Reluctantly, Trumbull also accepted the 11th-hour commission to produce 650 effects shots for Robert Wise’s Star Trek: The Motion Picture, after Robert Abel & Associates had failed the challenge. Trumbull wrote and directed the sequence in which Spock enters V’Ger, but he didn’t enjoy toiling under such pressure; he only agreed to join designer Syd Mead and Lawrence G. Paull on Blade Runner because he was tired of sleek spaceships floating through starscapes. 

He didn’t remain for the duration of Ridley Scott’s production, however, as he needed to prepare his Showscan system to shoot Brainstorm (1983) on 70mm stock at 60 fps. However, MGM got cold feet and Trumbull had to use 35mm for everything but the virtual reality sequences, which employed Super Panavision 70 with a 2.2:1 aspect ratio. The tragic drowning of Natalie Wood further threw the project into chaos and it took two years of legal wrangling before the film was finished.  

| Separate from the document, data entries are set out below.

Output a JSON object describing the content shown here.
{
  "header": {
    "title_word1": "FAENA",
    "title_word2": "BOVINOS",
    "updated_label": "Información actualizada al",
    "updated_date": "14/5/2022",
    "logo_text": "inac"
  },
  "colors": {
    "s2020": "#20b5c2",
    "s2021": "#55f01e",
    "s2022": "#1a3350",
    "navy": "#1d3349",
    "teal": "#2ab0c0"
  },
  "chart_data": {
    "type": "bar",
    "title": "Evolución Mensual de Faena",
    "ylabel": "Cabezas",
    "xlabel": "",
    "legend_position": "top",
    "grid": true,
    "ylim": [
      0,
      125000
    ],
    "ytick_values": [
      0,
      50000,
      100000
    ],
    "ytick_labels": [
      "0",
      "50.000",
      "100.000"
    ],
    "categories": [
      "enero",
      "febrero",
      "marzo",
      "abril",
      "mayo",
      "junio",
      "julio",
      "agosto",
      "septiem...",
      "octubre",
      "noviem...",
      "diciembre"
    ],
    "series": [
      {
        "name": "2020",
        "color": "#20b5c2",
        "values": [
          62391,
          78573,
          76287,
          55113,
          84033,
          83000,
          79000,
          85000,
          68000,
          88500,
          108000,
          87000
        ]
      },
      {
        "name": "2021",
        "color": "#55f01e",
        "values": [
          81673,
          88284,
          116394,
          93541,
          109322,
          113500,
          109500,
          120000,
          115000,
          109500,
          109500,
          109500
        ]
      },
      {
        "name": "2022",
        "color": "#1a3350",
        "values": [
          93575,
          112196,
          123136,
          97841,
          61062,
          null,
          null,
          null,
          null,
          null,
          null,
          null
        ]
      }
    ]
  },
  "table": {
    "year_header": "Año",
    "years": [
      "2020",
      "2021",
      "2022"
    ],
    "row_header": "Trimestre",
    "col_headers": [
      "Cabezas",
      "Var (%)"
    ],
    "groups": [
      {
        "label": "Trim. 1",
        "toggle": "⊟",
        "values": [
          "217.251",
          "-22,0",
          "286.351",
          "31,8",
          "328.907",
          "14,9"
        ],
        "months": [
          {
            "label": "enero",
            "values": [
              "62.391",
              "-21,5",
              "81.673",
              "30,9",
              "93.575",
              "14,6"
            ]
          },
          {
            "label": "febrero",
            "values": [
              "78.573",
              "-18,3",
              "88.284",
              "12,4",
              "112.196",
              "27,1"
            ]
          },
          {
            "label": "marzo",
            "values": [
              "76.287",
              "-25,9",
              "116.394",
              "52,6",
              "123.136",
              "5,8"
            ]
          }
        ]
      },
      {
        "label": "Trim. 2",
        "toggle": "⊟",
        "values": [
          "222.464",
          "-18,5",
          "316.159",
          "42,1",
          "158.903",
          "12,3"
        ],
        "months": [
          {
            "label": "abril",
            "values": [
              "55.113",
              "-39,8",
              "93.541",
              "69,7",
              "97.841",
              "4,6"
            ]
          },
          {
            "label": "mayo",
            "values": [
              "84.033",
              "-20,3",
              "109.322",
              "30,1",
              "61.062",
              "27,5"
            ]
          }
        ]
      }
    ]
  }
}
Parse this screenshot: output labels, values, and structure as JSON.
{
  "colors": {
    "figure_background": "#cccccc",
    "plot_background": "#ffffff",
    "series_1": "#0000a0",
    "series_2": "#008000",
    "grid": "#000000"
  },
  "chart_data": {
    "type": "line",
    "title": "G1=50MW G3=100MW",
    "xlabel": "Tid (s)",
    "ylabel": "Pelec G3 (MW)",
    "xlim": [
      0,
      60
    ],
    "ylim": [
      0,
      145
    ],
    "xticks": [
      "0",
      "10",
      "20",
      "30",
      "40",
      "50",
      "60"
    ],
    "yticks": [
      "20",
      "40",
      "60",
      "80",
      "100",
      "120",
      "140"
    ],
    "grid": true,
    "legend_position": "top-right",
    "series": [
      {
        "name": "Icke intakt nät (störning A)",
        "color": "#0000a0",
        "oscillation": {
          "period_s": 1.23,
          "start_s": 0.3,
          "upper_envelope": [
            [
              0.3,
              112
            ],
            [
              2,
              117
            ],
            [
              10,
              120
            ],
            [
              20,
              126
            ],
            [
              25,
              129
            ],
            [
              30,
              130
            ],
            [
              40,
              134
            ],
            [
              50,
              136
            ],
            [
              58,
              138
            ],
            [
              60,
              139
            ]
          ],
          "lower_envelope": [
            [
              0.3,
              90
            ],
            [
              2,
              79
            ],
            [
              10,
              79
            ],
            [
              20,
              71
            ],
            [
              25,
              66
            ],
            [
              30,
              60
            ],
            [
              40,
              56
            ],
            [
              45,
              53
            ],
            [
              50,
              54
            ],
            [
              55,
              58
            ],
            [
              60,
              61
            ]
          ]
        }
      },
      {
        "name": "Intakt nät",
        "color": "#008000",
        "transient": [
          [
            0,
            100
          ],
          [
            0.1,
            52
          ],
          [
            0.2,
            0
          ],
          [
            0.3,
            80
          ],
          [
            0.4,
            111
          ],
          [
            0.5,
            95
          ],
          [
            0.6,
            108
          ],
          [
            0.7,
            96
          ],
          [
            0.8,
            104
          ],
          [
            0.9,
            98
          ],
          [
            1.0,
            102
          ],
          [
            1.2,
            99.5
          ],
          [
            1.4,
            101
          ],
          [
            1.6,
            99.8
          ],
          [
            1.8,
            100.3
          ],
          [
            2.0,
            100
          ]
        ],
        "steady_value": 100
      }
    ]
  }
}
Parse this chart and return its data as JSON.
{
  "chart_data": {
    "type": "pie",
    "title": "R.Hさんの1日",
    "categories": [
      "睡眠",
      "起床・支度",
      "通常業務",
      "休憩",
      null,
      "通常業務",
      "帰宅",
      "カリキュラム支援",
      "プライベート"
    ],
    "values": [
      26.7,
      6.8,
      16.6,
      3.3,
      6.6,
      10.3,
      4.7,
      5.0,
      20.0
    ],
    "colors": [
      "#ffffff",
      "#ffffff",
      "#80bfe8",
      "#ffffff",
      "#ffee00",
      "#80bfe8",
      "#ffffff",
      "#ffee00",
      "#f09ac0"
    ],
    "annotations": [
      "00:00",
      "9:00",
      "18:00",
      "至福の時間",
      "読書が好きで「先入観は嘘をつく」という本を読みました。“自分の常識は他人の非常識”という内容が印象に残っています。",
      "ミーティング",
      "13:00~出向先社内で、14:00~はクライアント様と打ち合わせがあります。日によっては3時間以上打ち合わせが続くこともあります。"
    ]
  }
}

Tired of Hollywood, Trumbull relocated to the Massachusetts mountains, where he created the first entertainment simulator ride, Back to the Future…The Ride (1990), for Universal Studios. He followed this with the interactive Secrets of the Luxor Pyramid attraction (1993) for a Las Vegas hotel. Trumbull also put Showscan at the service of giant screen pioneers IMAX for whom he directed such shorts as Leonardo’s Dream (1989).

After three decades away, Trumbull returned to Hollywood to fashion the 22-minute creation sequence for Terrence Malick’s The Tree of Life (2011), which he achieved using fluorescent dyes, paints, flares and milk. His focus next fell on the Magi process that filmed images in 3D 4K at 120 fps. 

Determined to lure audiences back into cinemas with a uniquely immersive experience, he used Magi on the 2014 short, UFOTOG. However, his swan song came with the effects for The Man Who Killed Hitler and Then the Bigfoot (2018), which he also executive produced.